As a child, I grew up wanting to be a doctor, someone who would take care of sick children and make them healthy and happy. I visualised myself wearing a white coat and a stethoscope around my neck.


To me, a doctor represented authority, strength and kindness. Being a doctor was someone of significance.

My older brother had turned eighteen and was going out with friends. He even had an Italian girlfriend.

The possibility of my brother becoming serious with an Italian girl and having children with her was a grave breach of tradition, and was the reason why dad decided to uproot the family and return to Turkey. My dream of becoming a doctor was to remain a dream.


My brother’s resistance to leave Australia was met with threats by my dad. With a heavy heart, my brother boarded the plane that was to change his fate forever. I remember him being sad, holding little hope that he would ever find a way to return to his girlfriend.

I believe my brother never recovered from the forced parting with his first love, or the shock of being conscripted into the Turkish Army at nineteen in a country where he barely spoke the language. Decisions made by elders in the name of tradition and honour were not open for discussion.

Years later, as a father of two children, my brother discovered liberty in a syringe loaded with heroin.

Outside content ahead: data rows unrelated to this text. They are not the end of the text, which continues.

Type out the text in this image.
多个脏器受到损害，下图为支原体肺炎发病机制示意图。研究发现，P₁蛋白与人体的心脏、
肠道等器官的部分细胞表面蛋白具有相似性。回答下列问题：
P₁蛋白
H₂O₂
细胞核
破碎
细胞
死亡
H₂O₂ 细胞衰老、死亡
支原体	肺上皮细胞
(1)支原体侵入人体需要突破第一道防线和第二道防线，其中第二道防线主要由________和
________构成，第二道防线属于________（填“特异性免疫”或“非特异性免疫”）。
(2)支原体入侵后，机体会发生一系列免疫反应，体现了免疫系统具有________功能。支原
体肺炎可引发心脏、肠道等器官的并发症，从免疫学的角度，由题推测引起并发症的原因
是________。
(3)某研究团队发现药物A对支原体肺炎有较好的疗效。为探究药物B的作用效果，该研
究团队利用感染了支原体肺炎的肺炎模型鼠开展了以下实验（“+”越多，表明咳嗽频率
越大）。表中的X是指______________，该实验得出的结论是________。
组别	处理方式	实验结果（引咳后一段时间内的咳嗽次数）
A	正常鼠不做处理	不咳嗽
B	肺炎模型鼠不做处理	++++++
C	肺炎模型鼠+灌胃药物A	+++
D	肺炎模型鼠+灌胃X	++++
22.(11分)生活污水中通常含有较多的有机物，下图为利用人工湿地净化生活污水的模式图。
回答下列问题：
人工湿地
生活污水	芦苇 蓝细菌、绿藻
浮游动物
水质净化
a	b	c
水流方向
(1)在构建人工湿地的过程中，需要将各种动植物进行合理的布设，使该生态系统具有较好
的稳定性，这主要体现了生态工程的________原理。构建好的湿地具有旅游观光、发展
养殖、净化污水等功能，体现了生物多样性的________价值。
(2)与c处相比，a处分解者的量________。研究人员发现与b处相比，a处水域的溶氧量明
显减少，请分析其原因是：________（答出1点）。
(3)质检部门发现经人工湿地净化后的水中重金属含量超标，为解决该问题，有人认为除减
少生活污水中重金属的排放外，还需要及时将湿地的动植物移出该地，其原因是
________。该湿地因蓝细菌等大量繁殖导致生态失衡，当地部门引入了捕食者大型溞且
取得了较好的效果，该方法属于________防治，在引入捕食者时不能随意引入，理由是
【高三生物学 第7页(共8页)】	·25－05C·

Like many children of immigrants from that era, he struggled under harsh discipline and sought freedom, which led some to drug abuse, violence, and even suicide.


My first marriage was arranged by my elders when I was sixteen. Girls my age were still in high school flirting with boys behind the shelter sheds and going to birthday parties, while I was expected to be a good wife and mother with no voice. The traditional discipline imposed on me by my parents would now be exercised by my husband.

I returned to Melbourne as a married woman with an imported husband. There were strict guidelines for my dress code: no pants, skirts had to be below the knee, no singlet tops, no revealing cleavage, no body-hugging dresses, and definitely no red lipstick. Red lipstick was supposed to simulate a woman’s desire and was deemed provocative. I was told that only loose women wore red lipstick.


The only miracle that happened to me from the violence and abuse I endured during my marriage was my first-born baby girl, and she was my inspiration to break free. I was one of the few women in the Turkish migrant community to survive a divorce at the cost of being ostracised from the community and my friends.


So began my journey of self-discovery, self-awareness and ultimately self-love, a life free of domestic violence and constraints from old cultural beliefs.